This has been my favourite day up to now, in spite of having to get up at 5 am! Not the best time of the day for me, it has to be said.
The reason for the early rise was a sunrise balloon trip over the wonderful Bagan area – an area with over 2000 pagodas and it is truly extraordinary.
We arrived at the launch site at about 6 am, and were served coffee and croissants while we had our safety briefing. To my surprise there were several balloons. The company we were with had six, and there were two other companies. We were the green balloons, and there were eight of us per basket.
Our pilot was an Australian girl who seemed to be incredibly competent (thank goodness) and a crew of about eight Thai people who get the balloon off the ground then chase around in a truck trying to follow us so they can be there when we land. I subsequently learned that the balloon company pay their crew even in the wet season when they can’t work, because they want to keep the best crew. And they were amazing.
One by one the balloons sailed off into the sky just before the sun came up, and we had the real treat of seeing the sun begin to light up all the pagodas in the area. It was an amazing sight, and I really enjoyed being up in a balloon (in spite of a near miss with a tall palm tree on the way down).
A trip to the market is always a treat, and today’s was no exception. The vegetables always look so fresh – even the betel leaves are beautifully arranged.

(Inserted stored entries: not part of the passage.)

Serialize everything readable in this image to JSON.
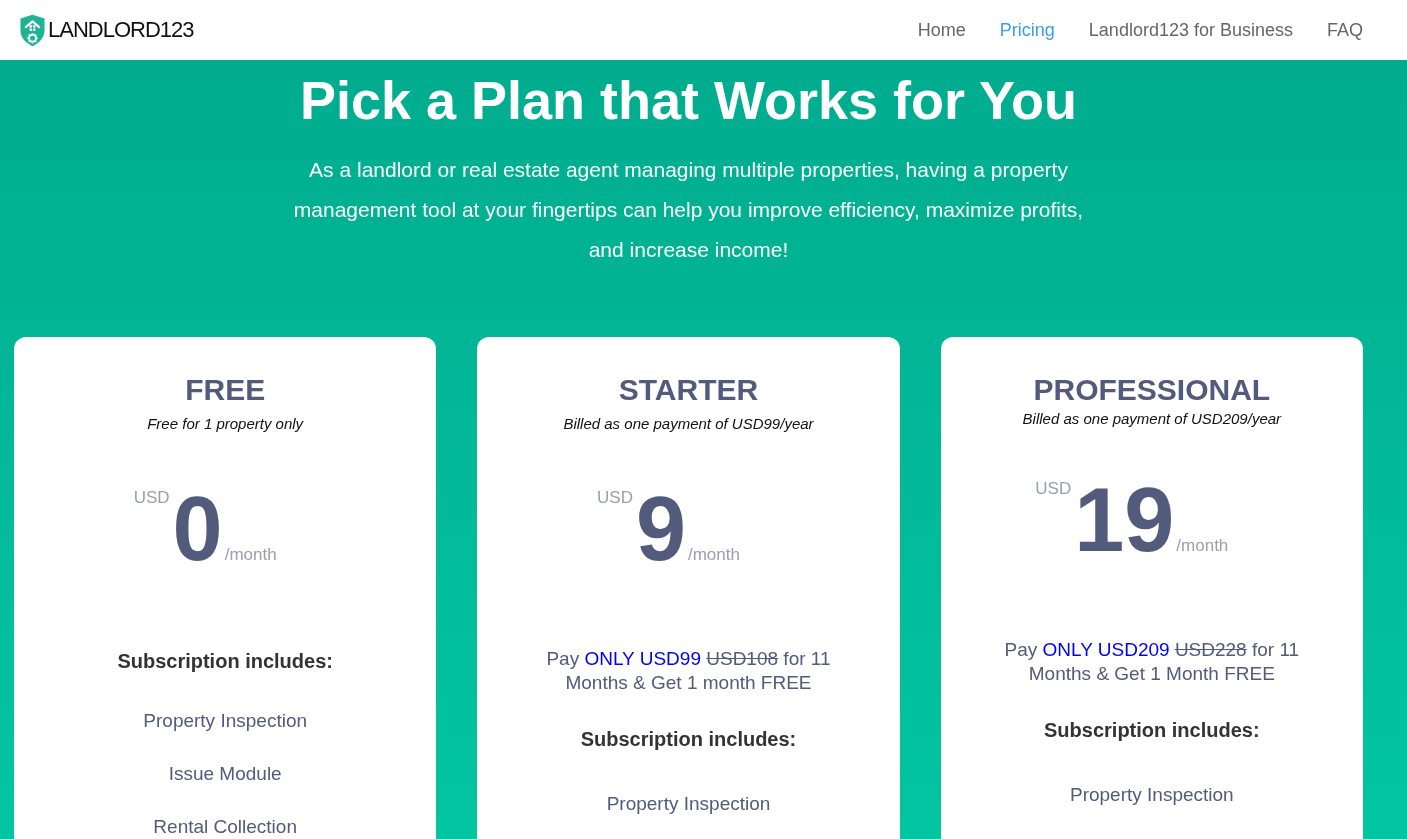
{
  "header": {
    "logo": "LANDLORD123",
    "nav": [
      {
        "label": "Home",
        "selected": false
      },
      {
        "label": "Pricing",
        "selected": true
      },
      {
        "label": "Landlord123 for Business",
        "selected": false
      },
      {
        "label": "FAQ",
        "selected": false
      }
    ]
  },
  "hero": {
    "title": "Pick a Plan that Works for You",
    "description": "As a landlord or real estate agent managing multiple properties, having a property management tool at your fingertips can help you improve efficiency, maximize profits, and increase income!"
  },
  "plans": [
    {
      "name": "FREE",
      "subtitle": "Free for 1 property only",
      "currency": "USD",
      "price": "0",
      "period": "/month",
      "includes_heading": "Subscription includes:",
      "features": [
        "Property Inspection",
        "Issue Module",
        "Rental Collection"
      ]
    },
    {
      "name": "STARTER",
      "subtitle": "Billed as one payment of USD99/year",
      "currency": "USD",
      "price": "9",
      "period": "/month",
      "offer": {
        "prefix": "Pay",
        "highlight": "ONLY USD99",
        "old_price": "USD108",
        "suffix": "for 11 Months & Get 1 month FREE"
      },
      "includes_heading": "Subscription includes:",
      "features": [
        "Property Inspection"
      ]
    },
    {
      "name": "PROFESSIONAL",
      "subtitle": "Billed as one payment of USD209/year",
      "currency": "USD",
      "price": "19",
      "period": "/month",
      "offer": {
        "prefix": "Pay",
        "highlight": "ONLY USD209",
        "old_price": "USD228",
        "suffix": "for 11 Months & Get 1 Month FREE"
      },
      "includes_heading": "Subscription includes:",
      "features": [
        "Property Inspection"
      ]
    }
  ]
}
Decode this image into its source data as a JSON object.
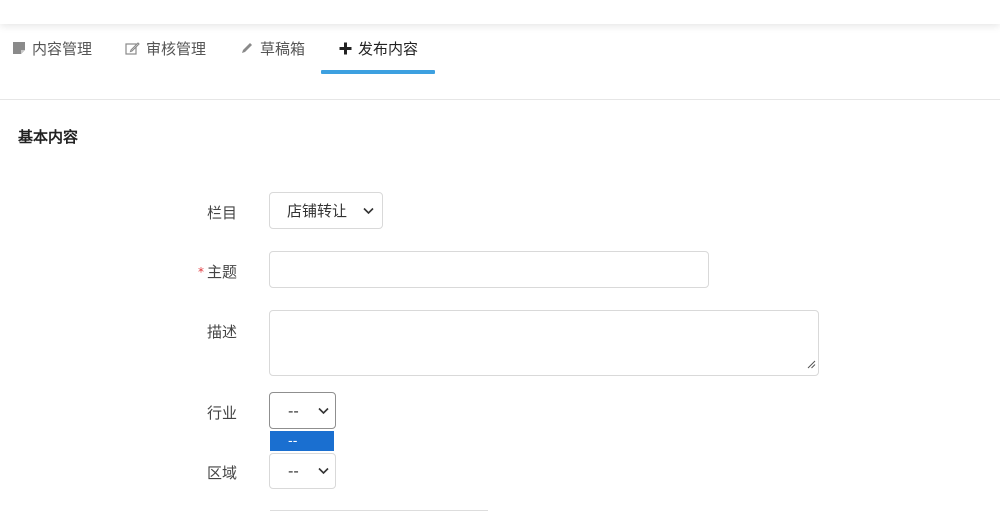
{
  "tabs": [
    {
      "label": "内容管理",
      "icon": "document-icon"
    },
    {
      "label": "审核管理",
      "icon": "edit-icon"
    },
    {
      "label": "草稿箱",
      "icon": "pencil-icon"
    },
    {
      "label": "发布内容",
      "icon": "plus-icon",
      "active": true
    }
  ],
  "section": {
    "title": "基本内容"
  },
  "form": {
    "category": {
      "label": "栏目",
      "value": "店铺转让"
    },
    "subject": {
      "label": "主题",
      "required_mark": "*",
      "value": ""
    },
    "description": {
      "label": "描述",
      "value": ""
    },
    "industry": {
      "label": "行业",
      "value": "--",
      "dropdown_option": "--"
    },
    "region": {
      "label": "区域",
      "value": "--"
    }
  },
  "colors": {
    "accent": "#3da0e0",
    "required": "#e0393e",
    "dropdown_highlight": "#1a6fd0"
  }
}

A lot of men, and some women, chew the leaves – as sadly can be seen by the state of some of their teeth.
I was on a mission at the market. I knew we were visiting a school in the afternoon, and the boat company would be buying lots of things for the classroom – exercise books, pens and pencils. One of the guides suggested that some of us should buy some balls – and so I started a bit of a trend. In the end, the first school we visited got a bag with about twenty footballs in, and tomorrow we visit another school – with even more balls!
Education is compulsory from the age of five, and they attend the village school until they are thirteen. Until this village school was built, the children had to walk five miles each way to the nearest school.
The great thing about the school was that it was built with money provided by the tour companies. They have all donated money to build the primary school – about $10,000.
Although it is one big classroom, it is divided into individual classes, and the children seemed happy to see us.
They sang the Burmese national anthem for us, and we were rather bizarrely encouraged to sing Row Row Row the Boat to them. I’m not sure who was the most bemused!
It’s worth mentioning this lovely little chap. Children can be sent by their parents to the monastery, to learn the teachings of Buddha. The go as a novice, and can stay for as long a time as they like. It is entirely up to the child, and neither the parents nor the monks can determine the length of time – although the monks can encourage them. Our guide said he lasted two weeks, but some of his friends went at age nine (they can go earlier) and never returned.
We walked back through their village – and the people are so charming and welcoming. You get the feeling that nothing has changed for centuries, although one or two brick houses are starting to be built, and as mentioned previously there is the occasional solar panel. But inside, it’s the same layout – just beds, really. Everything else happens outside (except, I imagine, in the rainy season).
In this village, the people extract palm sugar from the trees – and a palm sugar farmer might climb up the trees fifty times a day to move his pots around and extract the juice. This is then made into small balls of palm sugar by the women of the village.
A really delightful day, with such an amazing people who smile constantly and work so hard.